L’Année de la pensée magique – Joan Didion

Enfant, je pensais beaucoup à l’absurdité, qui me paraissait, à l’époque, le fait négatif le plus saillant à l’horizon. Après avoir échoué, pendant plusieurs années, à trouver du sens dans les domaines les plus couramment recommandés, j’ai découvert que je pourrais en trouver dans la géologie, alors c’est ce que j’ai fait. Ce qui, du coup, m’a permis de trouver du sens dans la litanie épiscopalienne, plus précisément dans les mots comme il était au commencement, maintenant et toujours, dans les siècles des siècles, que j’interprétais comme une description littérale de la transformation constante de la terre, de l’érosion incessante des rivages et des montagnes, du mouvement inexorable des structures géologiques, qui pouvaient faire surgir des montagnes et des îles et tout aussi bien les faire disparaître. Je trouvais les tremblements de terre, même quand j’étais prise dedans, profondément satisfaisants, comme la preuve soudain révélée de l’ordre du monde en action. Que cet ordre puisse détruire les œuvres des hommes, j’en éprouvais peut-être un regret personnel, mais cette question demeurait, au regard des dimensions plus vastes que j’envisageais maintenant, d’une absolue indifférence. Nul ne me surveillait du regard; personne aux aguets. Comme il était au commencement, maintenant et toujours, dans les siècles des siècles. Le jour où fut annoncé que la bombe atomique avait été lâchée sur Hiroshima, ce sont les mots qui sont venus aussitôt à mon esprit de fillette de dix ans. Quand j’ai entendu parler, quelques années plus tard, de champignons atomiques au-dessus du site expérimental du Nevada, ce sont à nouveau les mots qui me sont venus à l’esprit. J’ai commencé à me réveiller avant l’aube, imaginant que les boules de feu tirées depuis le Nevada illumineraient le ciel de Sacramento.

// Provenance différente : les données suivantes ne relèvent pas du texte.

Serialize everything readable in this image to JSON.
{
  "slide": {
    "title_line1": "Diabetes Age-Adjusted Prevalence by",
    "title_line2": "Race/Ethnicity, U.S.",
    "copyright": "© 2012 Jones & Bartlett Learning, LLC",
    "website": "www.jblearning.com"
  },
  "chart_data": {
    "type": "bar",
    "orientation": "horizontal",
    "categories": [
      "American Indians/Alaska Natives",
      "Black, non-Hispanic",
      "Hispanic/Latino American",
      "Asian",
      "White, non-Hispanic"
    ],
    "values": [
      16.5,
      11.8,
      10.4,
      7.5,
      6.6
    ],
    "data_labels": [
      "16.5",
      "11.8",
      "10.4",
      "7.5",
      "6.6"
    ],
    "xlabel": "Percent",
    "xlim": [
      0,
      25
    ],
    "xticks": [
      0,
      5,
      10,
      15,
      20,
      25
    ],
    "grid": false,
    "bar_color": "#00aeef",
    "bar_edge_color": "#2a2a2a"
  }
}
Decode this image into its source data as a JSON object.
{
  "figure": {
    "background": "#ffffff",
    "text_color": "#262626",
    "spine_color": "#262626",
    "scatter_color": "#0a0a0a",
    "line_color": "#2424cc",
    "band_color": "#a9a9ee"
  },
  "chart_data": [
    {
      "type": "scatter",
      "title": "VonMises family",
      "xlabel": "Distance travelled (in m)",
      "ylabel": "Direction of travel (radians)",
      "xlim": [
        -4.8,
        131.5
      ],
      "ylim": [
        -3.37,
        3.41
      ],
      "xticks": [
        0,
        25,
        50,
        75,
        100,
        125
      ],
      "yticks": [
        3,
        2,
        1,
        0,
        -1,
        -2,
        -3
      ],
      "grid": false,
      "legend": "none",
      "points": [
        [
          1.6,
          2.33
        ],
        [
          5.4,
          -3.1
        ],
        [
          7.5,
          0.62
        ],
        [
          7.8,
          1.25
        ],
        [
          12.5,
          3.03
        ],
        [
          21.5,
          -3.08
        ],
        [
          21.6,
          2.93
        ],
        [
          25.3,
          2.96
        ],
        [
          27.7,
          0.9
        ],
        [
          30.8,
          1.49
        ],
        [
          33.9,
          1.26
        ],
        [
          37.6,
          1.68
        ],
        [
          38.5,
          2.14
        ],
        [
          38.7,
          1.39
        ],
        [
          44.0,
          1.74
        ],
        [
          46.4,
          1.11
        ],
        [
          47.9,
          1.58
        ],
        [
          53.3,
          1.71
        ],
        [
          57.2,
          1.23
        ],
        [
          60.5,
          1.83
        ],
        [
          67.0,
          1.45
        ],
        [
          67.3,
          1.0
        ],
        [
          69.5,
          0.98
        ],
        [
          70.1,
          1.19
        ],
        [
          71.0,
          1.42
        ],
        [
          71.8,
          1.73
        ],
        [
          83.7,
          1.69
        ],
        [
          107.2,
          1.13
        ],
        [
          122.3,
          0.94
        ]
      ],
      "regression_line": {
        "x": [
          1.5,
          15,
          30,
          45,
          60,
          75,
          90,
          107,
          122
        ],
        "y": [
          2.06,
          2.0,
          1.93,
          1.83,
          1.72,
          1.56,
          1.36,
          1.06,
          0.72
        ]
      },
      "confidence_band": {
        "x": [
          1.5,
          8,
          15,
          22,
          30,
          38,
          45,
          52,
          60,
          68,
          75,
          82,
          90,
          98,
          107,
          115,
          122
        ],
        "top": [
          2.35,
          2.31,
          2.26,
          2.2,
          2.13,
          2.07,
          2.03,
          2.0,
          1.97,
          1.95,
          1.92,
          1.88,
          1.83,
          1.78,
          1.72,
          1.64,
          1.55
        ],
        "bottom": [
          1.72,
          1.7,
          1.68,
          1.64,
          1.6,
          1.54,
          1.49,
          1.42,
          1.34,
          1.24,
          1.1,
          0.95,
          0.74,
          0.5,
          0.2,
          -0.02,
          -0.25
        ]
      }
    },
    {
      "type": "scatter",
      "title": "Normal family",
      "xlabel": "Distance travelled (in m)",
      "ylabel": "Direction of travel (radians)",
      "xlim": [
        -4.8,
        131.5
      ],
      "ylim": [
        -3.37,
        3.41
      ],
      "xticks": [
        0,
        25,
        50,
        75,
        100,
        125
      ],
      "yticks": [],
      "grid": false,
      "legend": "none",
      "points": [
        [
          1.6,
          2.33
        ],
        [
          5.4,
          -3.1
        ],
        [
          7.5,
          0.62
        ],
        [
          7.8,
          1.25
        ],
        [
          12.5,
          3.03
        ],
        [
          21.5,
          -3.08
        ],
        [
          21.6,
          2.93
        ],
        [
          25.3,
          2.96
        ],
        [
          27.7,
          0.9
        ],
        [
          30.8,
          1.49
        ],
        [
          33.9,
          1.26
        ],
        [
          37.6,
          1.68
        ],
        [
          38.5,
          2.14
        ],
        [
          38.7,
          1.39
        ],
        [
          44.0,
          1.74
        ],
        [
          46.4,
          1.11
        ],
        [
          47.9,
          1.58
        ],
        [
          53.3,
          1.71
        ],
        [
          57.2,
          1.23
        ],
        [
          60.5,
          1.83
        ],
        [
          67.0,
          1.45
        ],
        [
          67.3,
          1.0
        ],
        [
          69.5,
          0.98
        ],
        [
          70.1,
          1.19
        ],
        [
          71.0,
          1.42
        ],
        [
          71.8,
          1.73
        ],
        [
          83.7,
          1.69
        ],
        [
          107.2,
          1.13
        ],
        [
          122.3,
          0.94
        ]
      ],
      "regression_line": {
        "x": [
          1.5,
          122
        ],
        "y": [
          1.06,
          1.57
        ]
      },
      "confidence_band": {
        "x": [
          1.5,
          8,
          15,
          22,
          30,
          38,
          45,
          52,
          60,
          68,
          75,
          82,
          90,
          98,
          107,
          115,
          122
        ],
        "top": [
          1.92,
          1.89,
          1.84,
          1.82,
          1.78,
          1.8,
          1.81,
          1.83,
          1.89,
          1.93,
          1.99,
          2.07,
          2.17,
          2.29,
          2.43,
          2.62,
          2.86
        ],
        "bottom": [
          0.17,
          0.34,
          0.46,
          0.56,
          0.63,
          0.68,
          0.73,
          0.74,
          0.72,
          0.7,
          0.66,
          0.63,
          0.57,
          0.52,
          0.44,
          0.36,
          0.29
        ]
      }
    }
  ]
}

Plus tard, après mon mariage et la naissance de mon enfant, j’ai appris à trouver un sens similaire dans les rituels répétés de la vie domestique. Mettre la table. Allumer les bougies. Démarrer le feu. Faire la cuisine. Tous ces soufflés, toutes ces crèmes caramel, toutes ces viandes en daube, ces albondigas, ces gombos. Les draps et les serviettes propres, empilés, les lampes tempête en cas d’orage, les réserves d’eau et de nourriture pour tenir face à n’importe quelle catastrophe géologique. Je veux de ces fragments étayer mes ruines sont les mots auxquels je songeais alors. Ces fragments m’importaient. Je croyais en eux. Il ne me semblait pas y avoir aucune contradiction entre le sens que je trouvais dans la nature intensément personnelle de ma vie d’épouse et de mère, et celui que je trouvais dans l’immense indifférence de la géologie et des essais atomiques; ces deux systèmes existaient pour moi sur des chemins parallèles qui parfois convergeaient, notamment lors des tremblements de terre. Dans mon esprit vierge de tout questionnement, il y a toujours un moment – ma mort et celle de John – où les chemins convergeaient une ultime fois. Sur Internet, j’ai trouvé des vues aériennes de la maison de Palos Verdes dans laquelle nous avions vécu juste après notre mariage, la maison où nous avions ramené Quintana du St. John’s Hospital de Santa Monica et l’avions couchée dans son berceau près des glycines du jardin enclos. Sur ces photos, prises dans le cadre du projet California Coastal Records, dont le but était de cartographier toute la côte californienne, il était difficile de bien distinguer les lieux, mais la maison, telle qu’elle était quand nous y avions vécu, n’existait apparemment plus. La tour et son portail avaient l’air intacts, mais le reste de la structure paraissait changé. Il semblait y avoir une piscine à la place des glycines et du jardin enclos. La zone elle-même était identifiée par la légende « glissement de terrain de Portuguese Bend ». On apercevait l’affaissement de la colline, là où s’était produit le glissement. On apercevait aussi, à la base de la falaise sur le cap, la crique où nous allions nager quand le flot de la marée était idéal.

La houle de l’eau claire.

C’était l’une des façons dont mes deux systèmes auraient pu converger.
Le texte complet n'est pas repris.